Mis acompañantes se arrodillaron y se cubrieron el rostro con las manos, pero yo me llevé una mano a la frente, extendí la diestra hacia adelante y di la bienvenida a los dioses, a la vez que me despedía de mi época:
—El tiempo de los dioses toca a su fin y otro ciclo comienza, con nuevas hazañas, nuevas costumbres, nuevas ideas.
Volviéndome hacia mis acompañantes, les dije:
—Levantaos y regocijaos. Habéis tenido el privilegio de oír los sones divinos que anuncian el fin de un ciclo y el comienzo de otro. Eso significa que los últimos en oírlos están muertos y nadie entre los vivos podrá escucharlos otra vez. Sólo los que todavía no han nacido gozarán de semejante privilegio.
Al igual que yo, mis sirvientes aún seguían agitados por el temblor que sólo se experimenta una vez. Apretando fuertemente en mi diestra la última piedra de mi vida, volví a golpear con el pie el lugar donde se abriría mi tumba.

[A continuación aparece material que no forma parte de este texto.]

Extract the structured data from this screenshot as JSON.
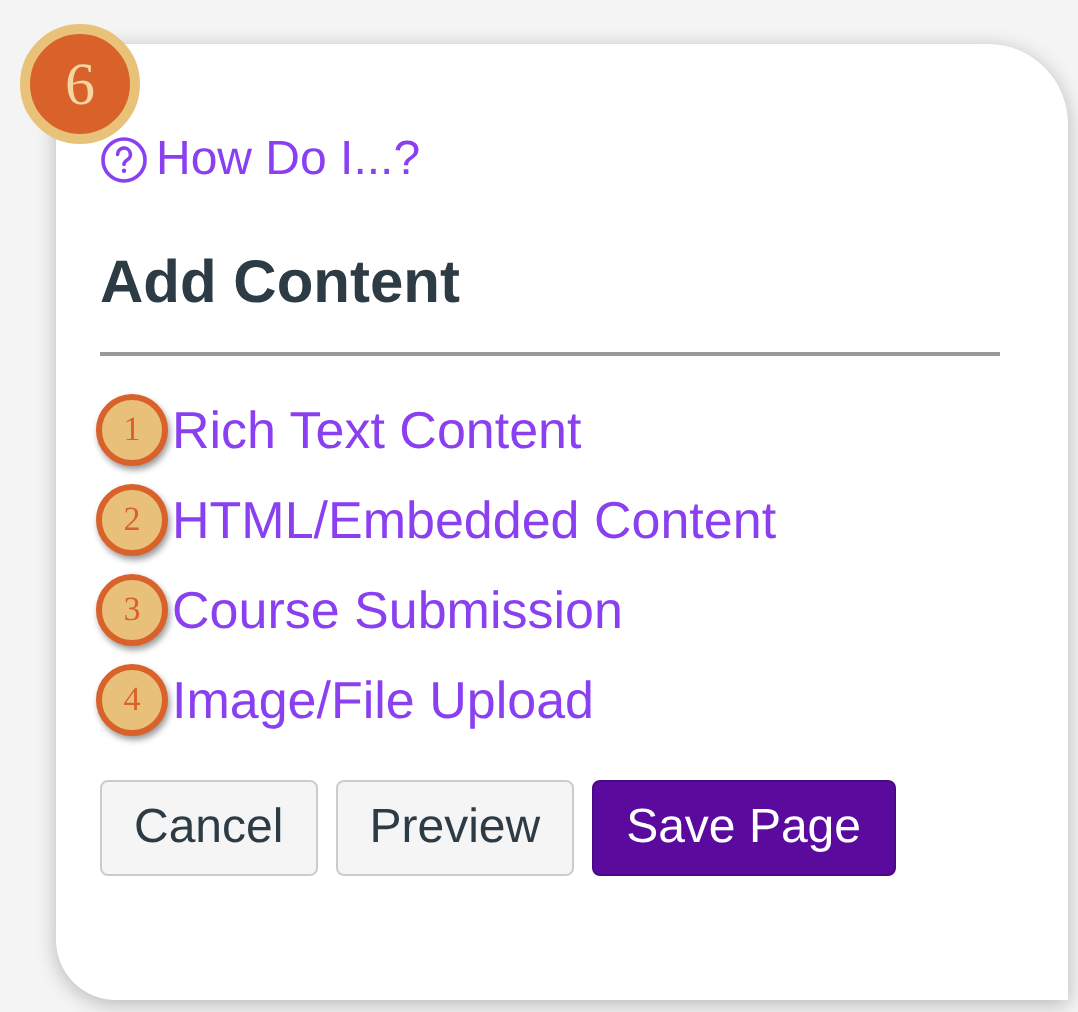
{
  "callout": "6",
  "help_link": {
    "label": "How Do I...?"
  },
  "heading": "Add Content",
  "content_options": [
    {
      "marker": "1",
      "label": "Rich Text Content"
    },
    {
      "marker": "2",
      "label": "HTML/Embedded Content"
    },
    {
      "marker": "3",
      "label": "Course Submission"
    },
    {
      "marker": "4",
      "label": "Image/File Upload"
    }
  ],
  "buttons": [
    {
      "label": "Cancel",
      "kind": "secondary"
    },
    {
      "label": "Preview",
      "kind": "secondary"
    },
    {
      "label": "Save Page",
      "kind": "primary"
    }
  ]
}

De pronto, una violenta ráfaga de viento se abatió sobre mí, mis últimas dudas se desvanecieron y comprendí que más tarde o más temprano regresaría. Algún día surgiría de la tumba, físicamente regenerado, para escuchar el gemido del viento bajo un cielo sin nubes, para percibir la fragancia de los pinos y ver la silueta azulada de la montaña de la diosa. Si pensaba en ello, escogería entre los tesoros de mi tumba el más humilde recipiente de arcilla para verter los guijarros sobre la palma de mi mano, contarlos y revivir los días del pasado.
Regresé con paso lento a la ciudad y a mi morada. Dejé caer la piedrecita en el recipiente de arcilla negra colocado ante la estatua de la diosa y, cubriéndome luego el rostro con las manos, di rienda suelta a mi llanto. Yo, Turmo, el Inmortal, derramé las últimas lágrimas de mi existencia mortal, mientras el recuerdo de mi vida anterior me zahería el corazón.